Spotted this house through the trees one day and thought i'd take a peek. 

Not sure on the history of the house but it seems to be a ruin of a nearly finished building project (I think). There's not much but a shell, and a whole lot of mud and cow poop, but it's set in a nice location. I'm guessing it was abandoned as it's very close to the river and looks like flood water has been inside. 
It is pretty much a shell now, no windows or doors and some of the roof has fallen in. The first floor is inaccessable and doesn't look stable. 
Not sure how old the house is, can't find any info on it, but it has an outside loo, although with it having a double garage area i'd guess it's not really old.
Cows started running after me on the way across the field, don't think they liked me invading their turf


----------



## UrbanX (Sep 25, 2013)

Nice one! What a lovely location!


----------



## krela (Sep 25, 2013)

I'm guessing construction started in the 80s and never finished!


----------



## Paulytwotanks (Sep 25, 2013)

Looks like early 1970's to me with all that funky stone cladding! The outside loo and ruined outbuildings look a lot older (red bricks/ lime mortar) so I would guess this has been built on the site of a much older house....... Maybe without PP hence the abandonement?


----------



## lazyurbexer (Sep 25, 2013)

I believe this has been seen on this site before.


----------



## krela (Sep 25, 2013)

lazyurbexer said:


> I believe this has been seen on this site before.

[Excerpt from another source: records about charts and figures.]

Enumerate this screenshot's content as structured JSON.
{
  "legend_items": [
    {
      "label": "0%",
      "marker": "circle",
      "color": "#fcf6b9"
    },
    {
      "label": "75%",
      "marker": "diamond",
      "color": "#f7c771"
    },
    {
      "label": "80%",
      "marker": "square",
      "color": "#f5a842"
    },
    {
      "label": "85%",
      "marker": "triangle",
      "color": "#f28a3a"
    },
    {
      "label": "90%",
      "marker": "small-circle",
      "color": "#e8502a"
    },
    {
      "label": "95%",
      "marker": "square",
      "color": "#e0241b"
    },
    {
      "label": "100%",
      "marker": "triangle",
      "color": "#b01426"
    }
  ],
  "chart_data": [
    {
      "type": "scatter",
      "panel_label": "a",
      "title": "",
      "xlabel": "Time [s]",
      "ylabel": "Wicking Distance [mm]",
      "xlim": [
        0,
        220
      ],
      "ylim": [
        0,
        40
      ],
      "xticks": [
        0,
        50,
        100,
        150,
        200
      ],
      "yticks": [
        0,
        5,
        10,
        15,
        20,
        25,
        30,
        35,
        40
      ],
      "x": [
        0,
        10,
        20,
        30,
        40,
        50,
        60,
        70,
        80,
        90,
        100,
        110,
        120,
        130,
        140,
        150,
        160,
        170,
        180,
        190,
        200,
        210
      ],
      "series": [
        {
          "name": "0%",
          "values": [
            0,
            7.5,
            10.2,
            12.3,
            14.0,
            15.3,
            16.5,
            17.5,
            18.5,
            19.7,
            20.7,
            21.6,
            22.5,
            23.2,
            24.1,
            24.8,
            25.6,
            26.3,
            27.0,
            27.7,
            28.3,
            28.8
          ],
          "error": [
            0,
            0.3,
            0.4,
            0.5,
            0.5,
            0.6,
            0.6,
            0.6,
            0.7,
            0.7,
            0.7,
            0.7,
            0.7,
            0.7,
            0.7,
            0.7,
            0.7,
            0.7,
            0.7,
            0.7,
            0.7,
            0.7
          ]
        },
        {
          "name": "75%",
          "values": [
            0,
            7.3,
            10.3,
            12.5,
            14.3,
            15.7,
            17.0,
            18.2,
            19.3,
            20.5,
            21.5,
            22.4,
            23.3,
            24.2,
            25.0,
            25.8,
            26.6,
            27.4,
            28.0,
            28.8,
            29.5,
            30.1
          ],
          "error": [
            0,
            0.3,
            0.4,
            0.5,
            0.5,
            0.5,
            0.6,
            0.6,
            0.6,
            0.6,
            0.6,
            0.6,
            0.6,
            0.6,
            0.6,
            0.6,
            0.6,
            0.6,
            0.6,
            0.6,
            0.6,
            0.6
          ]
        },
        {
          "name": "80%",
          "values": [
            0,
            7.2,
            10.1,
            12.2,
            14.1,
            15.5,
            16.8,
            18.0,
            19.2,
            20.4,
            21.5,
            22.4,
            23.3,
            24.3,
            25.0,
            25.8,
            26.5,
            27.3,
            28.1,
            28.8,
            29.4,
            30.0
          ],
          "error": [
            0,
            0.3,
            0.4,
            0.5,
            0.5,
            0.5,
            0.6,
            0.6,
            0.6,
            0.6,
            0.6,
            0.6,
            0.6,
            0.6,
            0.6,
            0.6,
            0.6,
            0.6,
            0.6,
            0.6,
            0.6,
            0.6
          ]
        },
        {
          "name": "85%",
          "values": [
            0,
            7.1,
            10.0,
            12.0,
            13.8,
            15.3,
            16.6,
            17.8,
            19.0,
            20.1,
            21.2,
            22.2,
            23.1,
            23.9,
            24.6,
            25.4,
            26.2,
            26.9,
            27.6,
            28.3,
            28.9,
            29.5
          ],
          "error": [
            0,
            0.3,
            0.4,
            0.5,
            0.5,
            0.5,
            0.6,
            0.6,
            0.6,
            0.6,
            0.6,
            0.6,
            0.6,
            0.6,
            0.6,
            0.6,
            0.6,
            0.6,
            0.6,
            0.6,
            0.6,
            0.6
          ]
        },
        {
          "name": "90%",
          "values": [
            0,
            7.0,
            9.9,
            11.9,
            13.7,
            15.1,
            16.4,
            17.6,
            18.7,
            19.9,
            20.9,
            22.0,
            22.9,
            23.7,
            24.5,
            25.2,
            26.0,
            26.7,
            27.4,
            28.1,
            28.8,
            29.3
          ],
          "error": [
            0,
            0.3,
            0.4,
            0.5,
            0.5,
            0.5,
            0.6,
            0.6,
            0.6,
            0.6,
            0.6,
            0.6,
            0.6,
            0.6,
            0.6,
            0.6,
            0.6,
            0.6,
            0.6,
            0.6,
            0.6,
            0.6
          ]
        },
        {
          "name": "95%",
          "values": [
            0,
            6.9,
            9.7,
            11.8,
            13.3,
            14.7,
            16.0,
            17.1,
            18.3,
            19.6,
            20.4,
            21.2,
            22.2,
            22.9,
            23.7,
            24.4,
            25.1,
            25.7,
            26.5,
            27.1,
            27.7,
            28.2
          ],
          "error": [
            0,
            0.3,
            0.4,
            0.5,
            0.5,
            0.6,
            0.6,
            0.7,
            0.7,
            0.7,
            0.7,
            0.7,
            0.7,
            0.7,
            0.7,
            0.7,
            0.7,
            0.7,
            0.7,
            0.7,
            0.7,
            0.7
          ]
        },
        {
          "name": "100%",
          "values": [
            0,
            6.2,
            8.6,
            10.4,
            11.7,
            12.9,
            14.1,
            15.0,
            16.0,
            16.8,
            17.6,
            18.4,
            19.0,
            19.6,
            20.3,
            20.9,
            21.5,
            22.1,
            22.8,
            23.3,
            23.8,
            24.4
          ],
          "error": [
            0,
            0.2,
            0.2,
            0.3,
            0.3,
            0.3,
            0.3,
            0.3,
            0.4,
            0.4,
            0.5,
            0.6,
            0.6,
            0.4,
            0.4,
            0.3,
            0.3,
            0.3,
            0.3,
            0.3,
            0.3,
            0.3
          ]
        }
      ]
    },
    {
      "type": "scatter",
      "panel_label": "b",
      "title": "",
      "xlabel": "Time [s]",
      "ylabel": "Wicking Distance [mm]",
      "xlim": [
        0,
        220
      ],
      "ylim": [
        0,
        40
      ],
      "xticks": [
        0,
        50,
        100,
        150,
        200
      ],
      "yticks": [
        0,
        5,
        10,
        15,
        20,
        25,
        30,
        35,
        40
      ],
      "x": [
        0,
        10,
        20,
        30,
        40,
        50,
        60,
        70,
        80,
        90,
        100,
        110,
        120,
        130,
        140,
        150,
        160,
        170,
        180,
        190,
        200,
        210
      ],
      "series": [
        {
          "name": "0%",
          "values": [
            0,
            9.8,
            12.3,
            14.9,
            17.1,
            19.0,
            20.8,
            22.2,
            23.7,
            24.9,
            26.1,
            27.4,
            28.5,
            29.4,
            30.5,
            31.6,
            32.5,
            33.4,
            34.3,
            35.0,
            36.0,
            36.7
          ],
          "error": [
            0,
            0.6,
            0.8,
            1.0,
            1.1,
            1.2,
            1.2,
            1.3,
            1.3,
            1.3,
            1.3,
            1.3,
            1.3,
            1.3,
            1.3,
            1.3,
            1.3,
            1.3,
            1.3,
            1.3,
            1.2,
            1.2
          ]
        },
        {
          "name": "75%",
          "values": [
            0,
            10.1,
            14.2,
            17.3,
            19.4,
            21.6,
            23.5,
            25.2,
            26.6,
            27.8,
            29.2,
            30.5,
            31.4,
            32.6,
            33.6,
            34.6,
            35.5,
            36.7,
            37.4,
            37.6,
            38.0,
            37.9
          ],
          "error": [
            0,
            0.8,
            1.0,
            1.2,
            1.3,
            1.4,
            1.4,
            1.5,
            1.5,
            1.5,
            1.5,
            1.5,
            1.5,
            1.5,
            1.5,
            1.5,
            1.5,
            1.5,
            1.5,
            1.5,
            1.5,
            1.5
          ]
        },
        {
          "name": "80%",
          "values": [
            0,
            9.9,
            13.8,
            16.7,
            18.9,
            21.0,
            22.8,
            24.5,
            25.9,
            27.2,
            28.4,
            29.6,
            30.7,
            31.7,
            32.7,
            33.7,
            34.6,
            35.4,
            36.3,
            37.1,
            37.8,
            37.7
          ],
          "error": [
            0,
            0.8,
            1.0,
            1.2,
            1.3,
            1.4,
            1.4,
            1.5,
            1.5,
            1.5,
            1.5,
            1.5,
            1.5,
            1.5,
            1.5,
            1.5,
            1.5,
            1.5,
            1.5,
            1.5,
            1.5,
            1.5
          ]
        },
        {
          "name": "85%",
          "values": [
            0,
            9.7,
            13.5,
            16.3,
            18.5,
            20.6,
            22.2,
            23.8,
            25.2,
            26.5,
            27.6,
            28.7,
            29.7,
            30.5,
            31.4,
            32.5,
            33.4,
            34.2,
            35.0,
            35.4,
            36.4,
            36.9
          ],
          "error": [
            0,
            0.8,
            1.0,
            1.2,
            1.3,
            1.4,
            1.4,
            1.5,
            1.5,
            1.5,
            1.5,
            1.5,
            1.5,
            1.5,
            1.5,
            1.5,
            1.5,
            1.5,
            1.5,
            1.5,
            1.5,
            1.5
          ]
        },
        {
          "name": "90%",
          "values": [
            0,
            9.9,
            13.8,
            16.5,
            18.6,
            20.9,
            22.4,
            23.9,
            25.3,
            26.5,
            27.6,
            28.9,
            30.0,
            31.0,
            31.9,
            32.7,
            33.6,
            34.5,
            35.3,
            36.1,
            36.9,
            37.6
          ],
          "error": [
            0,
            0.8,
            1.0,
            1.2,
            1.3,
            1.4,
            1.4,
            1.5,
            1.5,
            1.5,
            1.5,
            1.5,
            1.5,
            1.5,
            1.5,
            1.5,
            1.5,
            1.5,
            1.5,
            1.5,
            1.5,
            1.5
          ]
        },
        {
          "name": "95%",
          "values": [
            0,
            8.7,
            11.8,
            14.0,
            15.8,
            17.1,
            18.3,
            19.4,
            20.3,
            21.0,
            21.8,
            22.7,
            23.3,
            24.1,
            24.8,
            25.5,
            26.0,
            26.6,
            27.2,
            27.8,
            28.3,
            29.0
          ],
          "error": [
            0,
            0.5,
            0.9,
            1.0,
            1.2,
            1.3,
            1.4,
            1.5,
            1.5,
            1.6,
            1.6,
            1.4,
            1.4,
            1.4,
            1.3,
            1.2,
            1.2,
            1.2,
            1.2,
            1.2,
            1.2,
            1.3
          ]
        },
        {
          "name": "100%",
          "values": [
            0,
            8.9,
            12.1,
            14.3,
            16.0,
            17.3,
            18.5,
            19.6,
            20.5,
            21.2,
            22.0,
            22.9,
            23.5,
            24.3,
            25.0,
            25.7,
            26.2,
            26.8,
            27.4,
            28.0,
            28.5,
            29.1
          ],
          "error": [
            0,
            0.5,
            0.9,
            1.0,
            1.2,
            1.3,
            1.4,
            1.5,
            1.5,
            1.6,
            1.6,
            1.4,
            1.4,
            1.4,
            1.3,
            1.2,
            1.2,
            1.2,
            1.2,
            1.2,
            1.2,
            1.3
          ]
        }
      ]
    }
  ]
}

Oh, why is that comment worthy?


----------



## whitelaw (Sep 25, 2013)

WOW! What a perfect fixer-upper for someone. I wonder if this place has more to tell though - was that a bricked up doorway to a cellar I saw in one of the pics?


----------



## Miz_Firestorm (Sep 25, 2013)

nope, no cellar. bricked up doorway is back of outside loo. not too sure what it's meant to be


----------



## Deranged09 (Sep 25, 2013)

wow thats nice, i love little places like these, great pics!


----------



## Malcog (Sep 25, 2013)

If thats the house that can be seen from the A38, there are also a couple of pillboxes by the river.
Nice pics !


----------



## Miz_Firestorm (Sep 25, 2013)

Malcog said:


> If thats the house that can be seen from the A38, there are also a couple of pillboxes by the river.
> Nice pics !



Can't see it from A38, not near it


----------



## Dirus_Strictus (Sep 26, 2013)

Paulytwotanks said:


> Looks like early 1970's to me with all that funky stone cladding! The outside loo and ruined outbuildings look a lot older (red bricks/ lime mortar) so I would guess this has been built on the site of a much older house....... Maybe without PP hence the abandonement?



I think you are correct if memory serves, but Krela is not far off because the saga continued into the early 80s from what I was told a few years back. The usual story; buy a 'smallholding' with the vestige of habitation or industrial building there on and then start to build a monstrosity of a private house - bye passing all planning regs whilst so doing. If it failed during a retrospective planning application this will be on record.


----------



## Rgsltd (Oct 6, 2013)

Is that the river Trent in the pics ?


----------



## Miz_Firestorm (Oct 7, 2013)

Yes, yes it is


----------